Now Roger and Mary are, I’ve got to tell you, quite the perfect hosts. The house, we discovered, was stocked with every delicacy appropriate to the season, from oyster soup to roast turkey, from succulent Brussels sprouts to the pièce de résistance, a gigantic Christmas pud steeped in the finest French brandy. Naturally, given the time of year, our rooms were a trifle nippy – like so many in this part of the country, ffolkes Manor is an impossible house to heat properly – but we all had lovely warming pans slipped between our bed-sheets an hour or so before we retired. As for this very drawing-room, when we arrived – just in time for a glass of mulled claret or else, for those of us in need of a more powerful stimulant, a whisky-and-polly – it was glowing from a huge open fire that had already been regularly replenished during the day.

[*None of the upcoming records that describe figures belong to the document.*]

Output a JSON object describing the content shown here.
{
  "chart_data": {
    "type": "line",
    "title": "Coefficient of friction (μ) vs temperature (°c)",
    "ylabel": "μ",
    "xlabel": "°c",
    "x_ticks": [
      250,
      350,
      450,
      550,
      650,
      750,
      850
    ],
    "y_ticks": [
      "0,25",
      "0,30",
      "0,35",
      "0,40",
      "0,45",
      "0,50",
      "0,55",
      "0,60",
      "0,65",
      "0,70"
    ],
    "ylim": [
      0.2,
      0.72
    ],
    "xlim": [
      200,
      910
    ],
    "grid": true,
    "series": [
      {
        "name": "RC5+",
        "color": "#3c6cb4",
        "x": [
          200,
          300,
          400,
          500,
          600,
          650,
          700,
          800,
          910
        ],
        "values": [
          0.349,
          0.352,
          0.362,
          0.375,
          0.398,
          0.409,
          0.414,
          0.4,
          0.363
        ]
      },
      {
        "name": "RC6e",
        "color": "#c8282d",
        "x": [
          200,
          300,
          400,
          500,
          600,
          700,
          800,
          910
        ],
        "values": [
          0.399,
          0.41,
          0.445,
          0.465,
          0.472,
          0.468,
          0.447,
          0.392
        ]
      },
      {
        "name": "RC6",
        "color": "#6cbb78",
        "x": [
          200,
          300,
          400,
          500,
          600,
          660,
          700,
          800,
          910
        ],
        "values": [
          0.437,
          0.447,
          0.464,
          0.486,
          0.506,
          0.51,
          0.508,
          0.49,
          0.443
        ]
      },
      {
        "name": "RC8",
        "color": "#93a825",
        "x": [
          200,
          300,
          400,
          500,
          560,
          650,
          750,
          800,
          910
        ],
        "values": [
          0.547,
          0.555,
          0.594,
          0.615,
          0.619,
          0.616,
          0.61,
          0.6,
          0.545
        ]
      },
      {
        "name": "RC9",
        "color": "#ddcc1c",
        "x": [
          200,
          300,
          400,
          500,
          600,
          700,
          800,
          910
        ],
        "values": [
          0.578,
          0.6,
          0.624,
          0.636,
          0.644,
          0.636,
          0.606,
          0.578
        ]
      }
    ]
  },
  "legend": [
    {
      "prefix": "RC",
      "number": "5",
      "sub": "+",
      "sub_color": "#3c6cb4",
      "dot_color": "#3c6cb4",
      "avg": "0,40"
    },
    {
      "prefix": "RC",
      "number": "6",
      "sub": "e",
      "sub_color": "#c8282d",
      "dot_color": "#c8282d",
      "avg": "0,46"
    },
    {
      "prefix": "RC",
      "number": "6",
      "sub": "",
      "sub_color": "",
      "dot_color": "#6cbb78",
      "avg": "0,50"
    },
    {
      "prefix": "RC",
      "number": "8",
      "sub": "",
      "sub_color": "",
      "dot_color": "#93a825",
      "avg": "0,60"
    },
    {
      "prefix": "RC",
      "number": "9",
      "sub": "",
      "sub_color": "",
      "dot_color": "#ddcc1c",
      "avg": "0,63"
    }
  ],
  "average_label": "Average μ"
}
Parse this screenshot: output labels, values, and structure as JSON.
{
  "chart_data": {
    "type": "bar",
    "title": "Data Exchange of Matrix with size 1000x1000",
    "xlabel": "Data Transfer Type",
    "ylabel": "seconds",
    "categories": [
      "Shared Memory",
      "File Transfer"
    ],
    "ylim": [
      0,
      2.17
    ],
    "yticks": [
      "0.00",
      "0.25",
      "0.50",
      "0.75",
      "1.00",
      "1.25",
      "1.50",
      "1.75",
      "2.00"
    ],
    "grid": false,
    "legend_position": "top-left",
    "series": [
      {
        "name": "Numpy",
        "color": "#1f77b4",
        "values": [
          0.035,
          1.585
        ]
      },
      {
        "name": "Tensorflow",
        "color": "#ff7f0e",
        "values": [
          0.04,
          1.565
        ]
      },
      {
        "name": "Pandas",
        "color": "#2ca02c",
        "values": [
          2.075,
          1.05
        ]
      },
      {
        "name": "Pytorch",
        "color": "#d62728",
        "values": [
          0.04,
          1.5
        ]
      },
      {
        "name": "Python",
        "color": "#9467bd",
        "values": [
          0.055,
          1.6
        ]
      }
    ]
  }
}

It’s true, the weather had deteriorated badly and what had amounted at first to not much more than a few feathery flurries of snow was already half-way to degenerating into a full-blown storm – except that my own feeling, Chief-Inspector, is that such a storm, however awkward it makes life for the poor traveller, can only intensify the snugness of a cosy little gathering like ours. The way, you know, a frosting of snow on a window-pane has the same magical appeal for us Britishers as the sound of rain pelting down on the roof of a lamplit bedroom. I do feel, don’t you, that freezing weather actually reinforces that sense of security, of comfort, of ‘indoorness’, that’s so indispensable to the spirit and success of an old-fashioned British Christmas.